Sunday, June 26th, 2022 00:54:01

A Worm’s Eye View Of Indian Journalism

Updated: January 28, 2012 2:23 pm

This unputdownable book is a wealth of information that depicts the myriads of journeys through turbulent times a journalist has to traverse, a life that is full of ups and downs, struggles and experiences. The author is what he is so well known mere by accident not only on the Indian literary turfs but also Fleet Street knows him for his immaculately wit-laced juicy sentences that spark a humor and almost peeps out of his writing. Jagdish Suraiya (JS), known for his fine humor and razor sharp wits, is a journalist who has been with The Times of India for the past 40 years.

The writer with a long-standing pen work recalls his sepia memories when he was brought from the then Cal’s (Kolkata) to Delhi by his mentor Gautam Adhikari (Kaku). He spent school days at La Martniere then he went to St. Xavier to study English Literature but chucked out due to thin attendance then he had to do a simple graduation degree. The book further tells as to how he was introduced to Bennet & Coleman and reminisces those days when Vineet Jain, the owner of the Times Group helped and stayed him in his house for months. He describes the tale of magnanimity of the Jain Parivar. The indebted author displays his jugular vein. The book speaks volumes about his long-standing association with this giant publishing house and Bachi Karkaria, the writer’s contemporary. Coffee with Kaku not with Karan, A House for Mr Suraiya not Mr Biswas and the Perils and Pitfalls of being a freelancer are the topics maganificently spun a good yarn that interest the reader.

“I never wanted to be a journalist” is the line in the second chapter of this book. His stepping into this domain of journalism and the genre he fits in is nothing but a chance that made him take the head plunge into. In this chronological travel, Jug tells his tale taking up the contemporary issues that talk through the shift of the Indian journalism and also the subtleties and intricacies a writing job involves. The book tells about him looking for accommodation in Delhi through the dealers (agents) as they call GK a ‘nes kiloney’ a witty call. Jug juggles and jots juxtaposing many jests, jolts and jinks with verve and finesse. In addition, the book reads about famed personalities across the world. Besides, it pans the flashback of his home town and flesh culture of Sonagachi, a red light area of Calcutta. Too smartly does he narrate India-Pak relations and many other things factoring in the border rift through wielding his pen. This candid writer’s writing tells readers about the role of media towards society.

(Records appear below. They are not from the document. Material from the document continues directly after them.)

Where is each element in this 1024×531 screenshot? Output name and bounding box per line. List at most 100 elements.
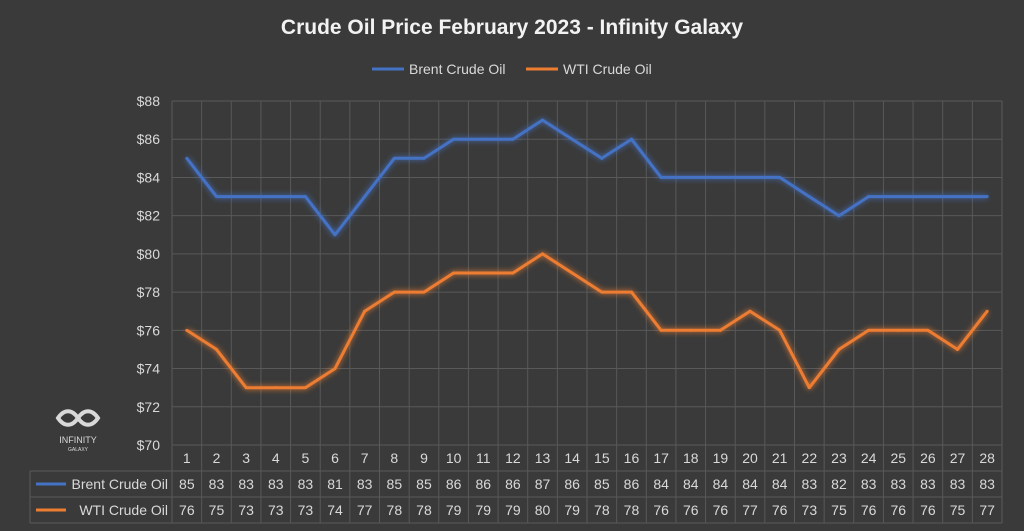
- data-label: 77: [357, 502, 373, 518]
- data-point-1-15: [629, 290, 633, 294]
- y-tick-label: $70: [137, 437, 161, 453]
- data-point-0-22: [837, 214, 841, 218]
- data-label: 78: [387, 502, 403, 518]
- data-point-1-10: [481, 271, 485, 275]
- x-tick-label: 8: [390, 450, 398, 466]
- data-point-1-20: [778, 328, 782, 332]
- x-tick-label: 2: [213, 450, 221, 466]
- data-point-0-14: [600, 156, 604, 160]
- data-label: 76: [861, 502, 877, 518]
- table-row-label: Brent Crude Oil: [72, 476, 168, 492]
- data-point-0-19: [748, 175, 752, 179]
- data-label: 76: [920, 502, 936, 518]
- data-point-1-23: [867, 328, 871, 332]
- x-tick-label: 26: [920, 450, 936, 466]
- data-label: 75: [831, 502, 847, 518]
- data-label: 77: [742, 502, 758, 518]
- data-label: 83: [802, 476, 818, 492]
- data-label: 77: [979, 502, 995, 518]
- data-point-1-9: [452, 271, 456, 275]
- data-label: 84: [653, 476, 669, 492]
- x-tick-label: 21: [772, 450, 788, 466]
- data-label: 85: [416, 476, 432, 492]
- data-point-0-25: [926, 195, 930, 199]
- data-point-0-2: [244, 195, 248, 199]
- data-label: 79: [446, 502, 462, 518]
- data-label: 86: [446, 476, 462, 492]
- data-point-1-18: [718, 328, 722, 332]
- data-label: 86: [475, 476, 491, 492]
- data-point-0-13: [570, 137, 574, 141]
- data-point-1-22: [837, 347, 841, 351]
- data-point-1-0: [185, 328, 189, 332]
- x-tick-label: 13: [535, 450, 551, 466]
- data-label: 83: [979, 476, 995, 492]
- data-label: 76: [713, 502, 729, 518]
- data-point-0-7: [392, 156, 396, 160]
- data-label: 83: [357, 476, 373, 492]
- data-point-0-6: [363, 195, 367, 199]
- data-label: 83: [861, 476, 877, 492]
- data-point-0-20: [778, 175, 782, 179]
- data-point-0-1: [214, 195, 218, 199]
- x-tick-label: 20: [742, 450, 758, 466]
- data-label: 84: [713, 476, 729, 492]
- x-tick-label: 23: [831, 450, 847, 466]
- data-label: 85: [594, 476, 610, 492]
- data-label: 75: [209, 502, 225, 518]
- data-point-1-14: [600, 290, 604, 294]
- x-tick-label: 27: [950, 450, 966, 466]
- x-tick-label: 22: [802, 450, 818, 466]
- data-label: 83: [268, 476, 284, 492]
- data-label: 76: [179, 502, 195, 518]
- data-label: 83: [209, 476, 225, 492]
- series-line-1: [185, 252, 989, 390]
- data-label: 83: [950, 476, 966, 492]
- data-label: 76: [683, 502, 699, 518]
- legend-label-0: Brent Crude Oil: [409, 61, 505, 77]
- data-point-0-15: [629, 137, 633, 141]
- data-label: 84: [683, 476, 699, 492]
- x-tick-label: 17: [653, 450, 669, 466]
- x-tick-label: 15: [594, 450, 610, 466]
- infinity-logo: INFINITY GALAXY: [55, 409, 101, 453]
- data-label: 82: [831, 476, 847, 492]
- data-point-0-27: [985, 195, 989, 199]
- data-point-0-10: [481, 137, 485, 141]
- data-point-1-2: [244, 386, 248, 390]
- data-label: 73: [802, 502, 818, 518]
- data-label: 86: [564, 476, 580, 492]
- data-point-0-3: [274, 195, 278, 199]
- data-point-1-8: [422, 290, 426, 294]
- logo-subtext: GALAXY: [68, 447, 89, 453]
- y-tick-label: $88: [137, 93, 161, 109]
- data-label: 78: [594, 502, 610, 518]
- data-label: 79: [505, 502, 521, 518]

While flipping through the pages, one finds the book talking about his tongue lashing articles on Jayalalithan, Amitabh Bachchan, Vikram Seth, Shobha De and many more which caused a flutter and had a ripple effect. The phrases he phrased went for the jugular too often. Jug Suraiya’s memoir is a witty and charming peek into his life as a journalist. The book also follows the stories and the newsroom gossip and gels well with all those inroads. The stories in this book are plenty and are a treat to read whether you are or not a journalist. The book interacts with the lives of other writers like MJ Akbar, Shashi Tharoor and Dileep Padgaonkar. He did not even spare his own bosses like Desmond Doig, Girilal Jain and Samir Jain. I relished the read for its insight into running a newspaper—how stories are assigned, information collated from all quarters, conjured up, edited and then killed for one reason or another.

I find it rather hard to weave a rich and seamless blend of those exhilarating and sobering experiences and naughty knots in few hundred words. Rajinder Puri once mocked Jug’s Paplu-Taplu which the author explains in jest. The book mentions his moving houses from Lajpat Nagar to Vasant Kunj VK to Media Colony in Gurgaon. I personally like and appreciate it that the endeavours Jug assimilated make the reading all the more intriguing. I take hats off to the author’s oeuvre of his pioneering works, even grammatical errors though glaring and horrendous crept into the book inconspicuously and inadvertently failed to distract me from going cover to cover. Though, an author by accident narrates a plethora of accidents he underwent and his dynamism of storytelling is matchless, that got him Grand Prize for Travel Writing.